Vittorio, um ourives em busca de sua percepção de beleza, conhece Sonia e consegue convencê-la a perder peso de forma nada saudável.
Análise
Um filme de Matteo Garrone (1968), inspirado em uma notícia que realmente aconteceu, onde disseca cada dobra de uma história de amor extremo desde o início. A tentativa de apresentar ao espectador o comportamento maníaco de um personagem e sua patologia contra seu parceiro foi perfeitamente bem-sucedida. E não só. Essa atenção às pequenas histórias do cotidiano, traço distintivo da forma de fazer cinema de Garrone, faz de Primo amore (2004) uma reflexão não estereotipada e nunca banal sobre o tipo de relações sociais admitidas pela nossa sociedade.

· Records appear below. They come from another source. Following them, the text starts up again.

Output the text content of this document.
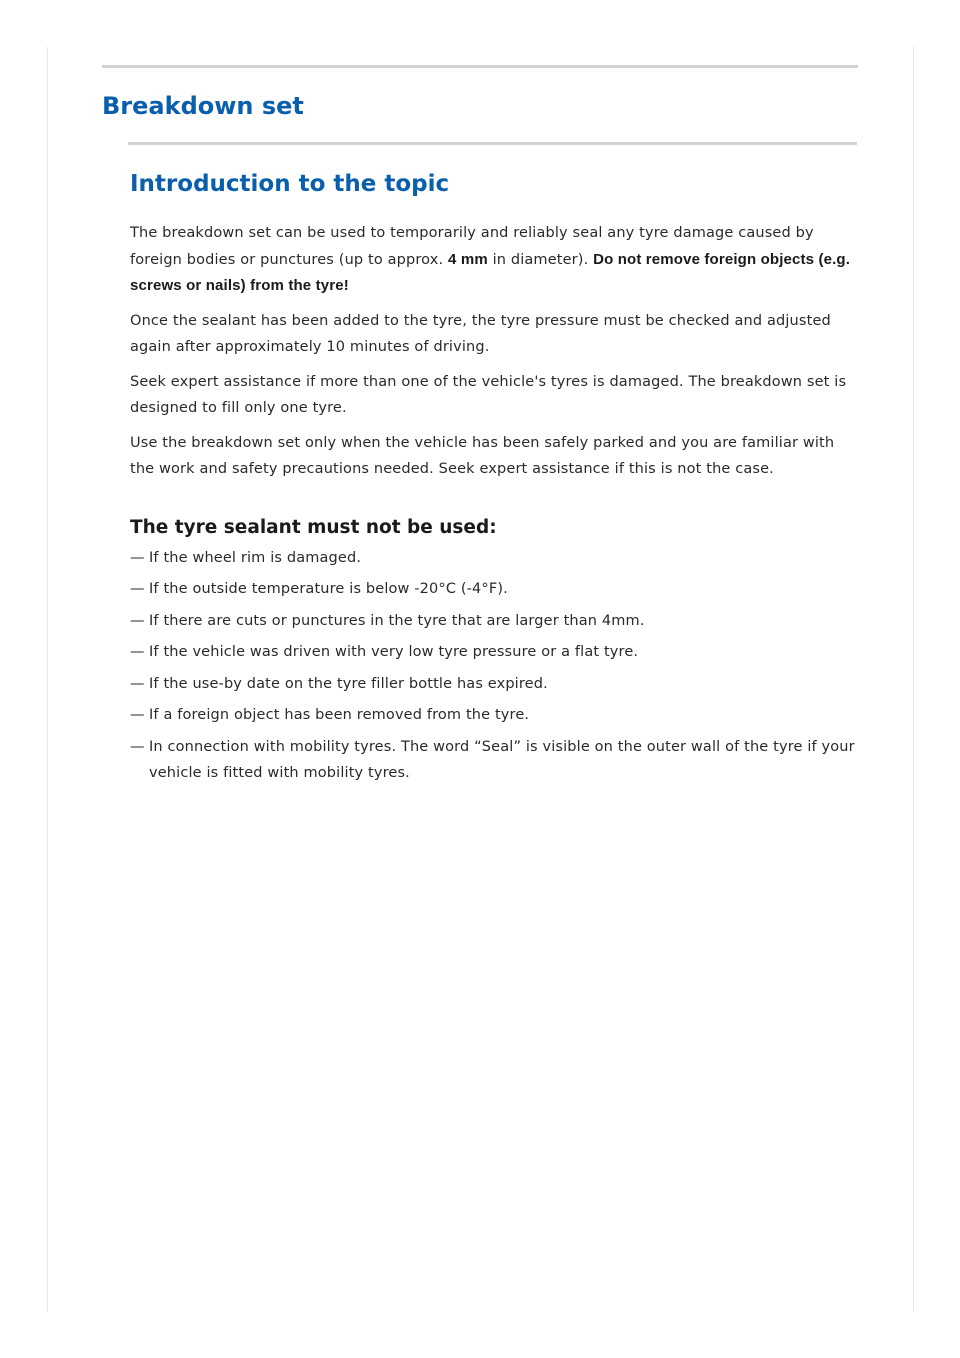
Breakdown set
Introduction to the topic

The breakdown set can be used to temporarily and reliably seal any tyre damage caused by foreign bodies or punctures (up to approx. 4 mm in diameter). Do not remove foreign objects (e.g. screws or nails) from the tyre!

Once the sealant has been added to the tyre, the tyre pressure must be checked and adjusted again after approximately 10 minutes of driving.

Seek expert assistance if more than one of the vehicle's tyres is damaged. The breakdown set is designed to fill only one tyre.

Use the breakdown set only when the vehicle has been safely parked and you are familiar with the work and safety precautions needed. Seek expert assistance if this is not the case.

The tyre sealant must not be used:
— If the wheel rim is damaged.
— If the outside temperature is below -20°C (-4°F).
— If there are cuts or punctures in the tyre that are larger than 4mm.
— If the vehicle was driven with very low tyre pressure or a flat tyre.
— If the use-by date on the tyre filler bottle has expired.
— If a foreign object has been removed from the tyre.
— In connection with mobility tyres. The word “Seal” is visible on the outer wall of the tyre if your vehicle is fitted with mobility tyres.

Conta uma história de amor de contornos noir com a já habitual essencialidade, onde se analisa o instinto, ainda que raro, que leva alguns à autodestruição. Destruição do amor, do casal e de si mesmo que os dois protagonistas mostram cada vez mais claramente em seus rostos: a severeridade inflexível do artista e a conscternação emaciada da musa.
Os personagens se movem em paisagens urbanas vazias e desoladoras, feitas quase fantasmagóricas pela esplêndida fotografia de Marco Onorato (1953–2012). Do ponto de ônibus na primeira cena até a torre final, Sonia (Michela Cescon) e Vittorio (Vitaliano Trevisan) acabarão se isolando inexoravelmente das outras pessoas. Os únicos personagens secundários que se aproximam de seus assuntos são colegas de trabalho cujos nomes só eles conhecem.
O cinema de autor italiano oferece um filme que, além de uma estética estranha, transmite ao espectador uma mensagem dura. Um confronto de drama crescente, uma luta desesperada que a câmera acentua com contínuos closes de pele, vértebras e costelas; nada se esconde ao olhar do espectador que percebe o cansaço e a fragilidade daquela “flor sedenta” em que Sonia se transformou.
Homenagem póstuma: Vitaliano Trevisan (1960–2022)
O escritor, ensaísta, dramaturgo, ator e roteirista Vitaliano Trevisan foi encontrado morto em sua casa em Vicenza, no dia 7 de janeiro. Protagonista do filme, Trevisan também foi o co-autor do roteiro com Massimo Gaudioso (1958), Primo Amore competiu no 54º Festival de Cinema de Berlim.
Trevisan nasceu em Sandrigo, na província de Vicenza, em 1960. Depois de uma juventude passada como balconista no setor de móveis, dedicou-se a trabalhos mais manuais até desembarcar na literatura. Ganhou notoriedade e premiado na Itália com um livro sobre fobias e comportamentos obsessivo-compulsivos (I quindicimila passi, 2002). E começou a enveredar em vários campos, como ator no cinema, escrevendo peças de teatro, ensaios e livros. Em 2021 foi internado para tratar de sua saúde mental e dois meses após a alta do hospital, cometeu o suicídio por overdose de barbitúricos.